Молодой Ульянов проговорил все это, повторяю, с чрезвычайно серьезным видом. И я бы в эту его серьезность чистосердечно поверил – уж в который раз, но тут заметил, что он с трудом сдерживает смех. Я не выдержал, махнул рукой и рассмеялся. Он мне саккомпанировал, так искренне и заразительно, что Паклин, раза два недоуменно к нам обернувшийся, в конце концов тоже как-то нехотя, словно бы через силу ухмыльнулся.

– Да фокусничанье это одно, – сказал Владимир, отсмеявшись. – Не знаю, читали ли вы рассказ Эдгара Поэ, американца, кажется. «Загадочное убийство» называется.
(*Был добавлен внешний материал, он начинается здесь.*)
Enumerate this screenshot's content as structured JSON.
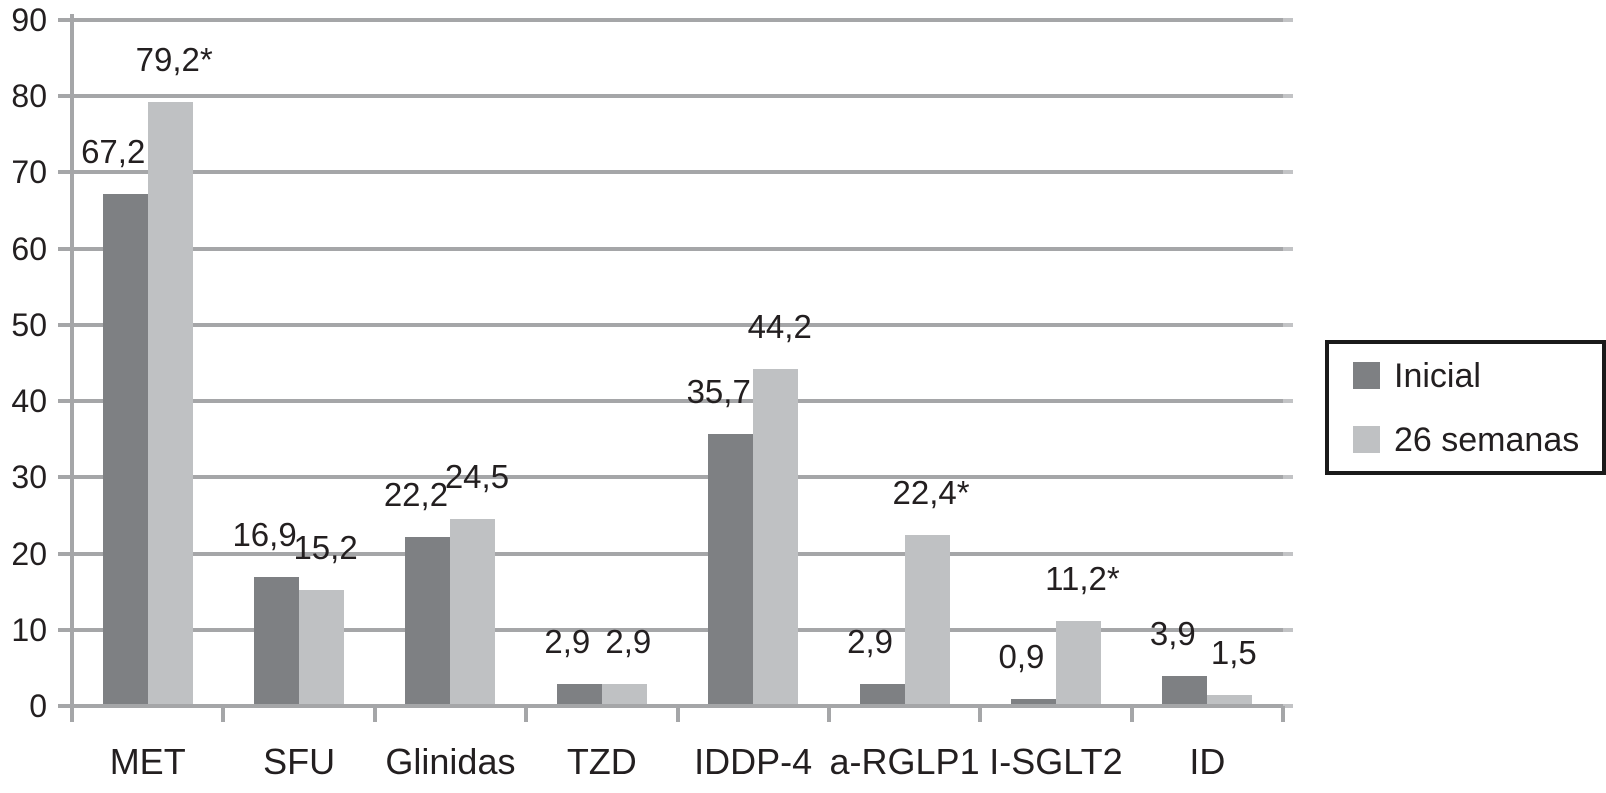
{
  "chart_data": {
    "type": "bar",
    "title": "",
    "xlabel": "",
    "ylabel": "",
    "categories": [
      "MET",
      "SFU",
      "Glinidas",
      "TZD",
      "IDDP-4",
      "a-RGLP1",
      "I-SGLT2",
      "ID"
    ],
    "series": [
      {
        "name": "Inicial",
        "color": "#7e8083",
        "values": [
          67.2,
          16.9,
          22.2,
          2.9,
          35.7,
          2.9,
          0.9,
          3.9
        ],
        "labels": [
          "67,2",
          "16,9",
          "22,2",
          "2,9",
          "35,7",
          "2,9",
          "0,9",
          "3,9"
        ]
      },
      {
        "name": "26 semanas",
        "color": "#bfc1c3",
        "values": [
          79.2,
          15.2,
          24.5,
          2.9,
          44.2,
          22.4,
          11.2,
          1.5
        ],
        "labels": [
          "79,2*",
          "15,2",
          "24,5",
          "2,9",
          "44,2",
          "22,4*",
          "11,2*",
          "1,5"
        ]
      }
    ],
    "ylim": [
      0,
      90
    ],
    "yticks": [
      0,
      10,
      20,
      30,
      40,
      50,
      60,
      70,
      80,
      90
    ],
    "grid": true,
    "legend_position": "right"
  },
  "colors": {
    "bar_dark": "#7e8083",
    "bar_light": "#bfc1c3",
    "gridline": "#a5a6a8",
    "right_tick": "#c2c3c5",
    "text": "#231f20",
    "legend_border": "#1a1a1a",
    "background": "#ffffff"
  }
}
Я его не далее как месяц назад прочитал. Раскопал в библиотеке моего дяди Пономарева комплект «Сына Отечества» – аж за пятьдесят седьмой год! Отец мой тоже выписывал этот еженедельник, да я как-то не особенно интересовался, а тут… Занимательный рассказец, при случае почитайте, Николай Афанасьевич. Там у сочинителя зверским убийцей выступила гигантская обезьяна. А протагонист, Огюст Дюпен, – гениальный субъект, преступления щелкает как орешки, куда там полиции… Так он частенько друга своего, рассказчика, поражает эдакими эффектами. Вот и я решил попробовать, а заодно и посмешить вас немного. Ребячество, конечно, уж простите ради Бога, – закончил мой восемнадцатилетний спутник солидным баском, что само по себе рассмешило меня куда больше.

Впрочем, смеяться вслух я более не стал, чтобы не обидеть нашего студента. А он вновь замолчал, но более спящим не притворялся. Просто был сосредоточен на каких-то своих мыслях, весьма важных, о которых я, разумеется, уже не расспрашивал. Так что, хотя вновь в кибитке нашей воцарилось молчание, настроение мое тем не менее куда как улучшилось, и до самого Лаишева уныние и уязвленное чувство душе моей более не досаждали.